Valuing mortality risk in the time of covid-19

James K. Hammitt (Harvard University)

June 5, 2020, 14:00–15:00

Room Zoom Video

TSE/IAST workshop on Covid-19 and Economics


: In evaluating the appropriate response to the covd-19 pandemic, a key parameter is the rate of substitution between mortality risk and wealth or income, conventionally summarized as the value per statistical life (VSL). For the United States, VSL is estimated as approximately $10 million, which implies the value of preventing 100,000 covid-19 deaths is $1 trillion. Is this value too large? There are reasons to believe so. First, VSL is a marginal rate of substitution and the potential risk reductions are non-marginal. Standard theory implies the rate of substitution of wealth for risk reduction decreases with the magnitude of the reduction, but the rate of decrease is slow enough that the implied value of non-marginal risk reductions seems implausibly large.
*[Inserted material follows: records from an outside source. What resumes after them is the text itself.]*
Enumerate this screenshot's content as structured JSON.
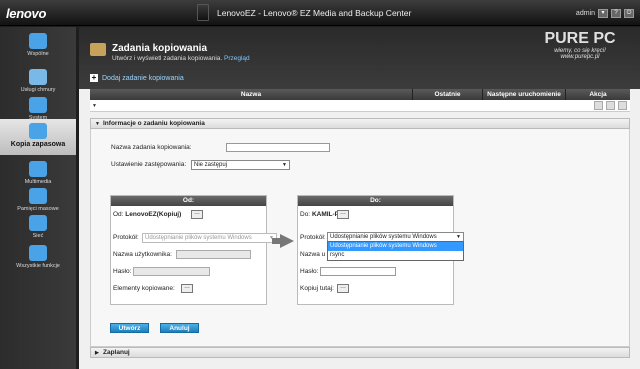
{
  "topbar": {
    "logo": "lenovo",
    "app_title": "LenovoEZ - Lenovo® EZ Media and Backup Center",
    "user": "admin"
  },
  "sidebar": {
    "items": [
      {
        "label": "Wspólne",
        "icon": "star-icon",
        "color": "#4aa3e6"
      },
      {
        "label": "Usługi chmury",
        "icon": "cloud-icon",
        "color": "#7ab8e8"
      },
      {
        "label": "System",
        "icon": "gear-icon",
        "color": "#4aa3e6"
      },
      {
        "label": "Kopia zapasowa",
        "icon": "backup-icon",
        "color": "#4aa3e6",
        "active": true
      },
      {
        "label": "Multimedia",
        "icon": "film-icon",
        "color": "#4aa3e6"
      },
      {
        "label": "Pamięci masowe",
        "icon": "storage-icon",
        "color": "#4aa3e6"
      },
      {
        "label": "Sieć",
        "icon": "network-icon",
        "color": "#4aa3e6"
      },
      {
        "label": "Wszystkie funkcje",
        "icon": "grid-icon",
        "color": "#4aa3e6"
      }
    ]
  },
  "header": {
    "title": "Zadania kopiowania",
    "subtitle": "Utwórz i wyświetl zadania kopiowania.",
    "overview_link": "Przegląd",
    "add_task": "Dodaj zadanie kopiowania"
  },
  "watermark": {
    "line1": "PURE PC",
    "line2": "wiemy, co się kręci!",
    "line3": "www.purepc.pl"
  },
  "table": {
    "columns": [
      "Nazwa",
      "Ostatnie uruchomienie",
      "Następne uruchomienie",
      "Akcja"
    ]
  },
  "task_info": {
    "section_title": "Informacje o zadaniu kopiowania",
    "name_label": "Nazwa zadania kopiowania:",
    "name_value": "",
    "replace_label": "Ustawienie zastępowania:",
    "replace_value": "Nie zastępuj"
  },
  "from": {
    "title": "Od:",
    "source_label": "Od:",
    "source_value": "LenovoEZ(Kopiuj)",
    "protocol_label": "Protokół:",
    "protocol_value": "Udostępnianie plików systemu Windows",
    "user_label": "Nazwa użytkownika:",
    "pass_label": "Hasło:",
    "elements_label": "Elementy kopiowane:"
  },
  "to": {
    "title": "Do:",
    "dest_label": "Do:",
    "dest_value": "KAMIL-PC",
    "protocol_label": "Protokół:",
    "protocol_value": "Udostępnianie plików systemu Windows",
    "user_label": "Nazwa u",
    "pass_label": "Hasło:",
    "copy_label": "Kopiuj tutaj:",
    "options": [
      "Udostępnianie plików systemu Windows",
      "rsync"
    ]
  },
  "buttons": {
    "create": "Utwórz",
    "cancel": "Anuluj"
  },
  "schedule": {
    "title": "Zaplanuj"
  }
}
Second, mortality risk is concentrated among the elderly, for whom VSL may be smaller and who would benefit from a persistent risk reduction for a shorter period, because of their shorter life expectancy. In contrast, VSL is plausibly larger for risks (like covid-19) that are dreaded, uncertain, and ambiguous. These arguments are evaluated and key issues for improving estimates are highlighted.